Could be something like this:

4 Philip
5 Frost
6 Valetini/Wilson
7 Hooper
8 Wilson/Valetini

19 Leota

Second option:

4 Leota
5 Philip
6 Valetini/Wilson
7 Hooper
8 Wilson/Valetini

19 Frost
 

Marce

John Hipwell (52)
Not really, Ringrose, Byrne and O’Mahony to miss the 3rd test.
Johnny Sexton went off injures in the 2nd test and battling to be fit for the 3rd
4 players is a common number for this kind of tours. We are talking about disasters like the Wallabies one
 

wamberal

Phil Kearns (64)
Volume is volume, you can't tell me players aren't doing more strenuous exercise whether it's gym, field training or games than in previous years.

Of course players are doing a lot more.

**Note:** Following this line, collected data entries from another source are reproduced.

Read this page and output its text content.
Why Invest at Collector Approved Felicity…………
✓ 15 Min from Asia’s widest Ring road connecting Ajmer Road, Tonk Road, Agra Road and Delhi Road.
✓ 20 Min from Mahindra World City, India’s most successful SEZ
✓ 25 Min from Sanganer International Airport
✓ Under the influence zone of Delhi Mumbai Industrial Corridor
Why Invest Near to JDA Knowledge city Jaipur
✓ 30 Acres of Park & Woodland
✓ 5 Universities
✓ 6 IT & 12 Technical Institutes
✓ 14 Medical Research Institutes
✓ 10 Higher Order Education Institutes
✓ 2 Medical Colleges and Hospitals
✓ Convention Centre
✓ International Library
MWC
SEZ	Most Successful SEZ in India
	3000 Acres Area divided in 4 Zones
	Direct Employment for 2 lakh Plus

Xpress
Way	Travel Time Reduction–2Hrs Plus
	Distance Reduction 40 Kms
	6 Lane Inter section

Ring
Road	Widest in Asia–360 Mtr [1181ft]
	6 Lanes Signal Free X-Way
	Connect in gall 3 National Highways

In my day we trained twice a week, no gym work. The keener of us did some running in our own time. The players are valuable assets and professional trainers are supervising their workload. You are welcome to your opinion, but I think I will wait to hear what the experts say. If anything.
 

LeCheese

Greg Davis (50)
Of course players are doing a lot more. In my day we trained twice a week, no gym work. The keener of us did some running in our own time. The players are valuable assets and professional trainers are supervising their workload. You are welcome to your opinion, but I think I will wait to hear what the experts say. If anything.
ask and you shall receive https://pubmed.ncbi.nlm.nih.gov/31755824/
Edit: two more https://pubmed.ncbi.nlm.nih.gov/33046453/ https://pubmed.ncbi.nlm.nih.gov/28525884/

In sum, the jury's out a bit still as the data isn't great, but it looks like incidence is remaining pretty stable, but severity is increasing. By nature, more training/game time = greater likelihood of injury
 

molman

Jim Lenehan (48)
ask and you shall receive https://pubmed.ncbi.nlm.nih.gov/31755824/
Edit: two more https://pubmed.ncbi.nlm.nih.gov/33046453/ https://pubmed.ncbi.nlm.nih.gov/28525884/

In sum, the jury's out a bit still as the data isn't great, but it looks like incidence is remaining pretty stable, but severity is increasing. By nature, more training/game time = greater likelihood of injury
Doesn't this align with the protocols world rugby released around the number of hours of contact training? or was that solely predicated on concerns around concussion?

The paper while interesting points to a need for more analysis. I'd be curious if there is variance between this English data and Australia where we've typically had harder, faster tracks than up north.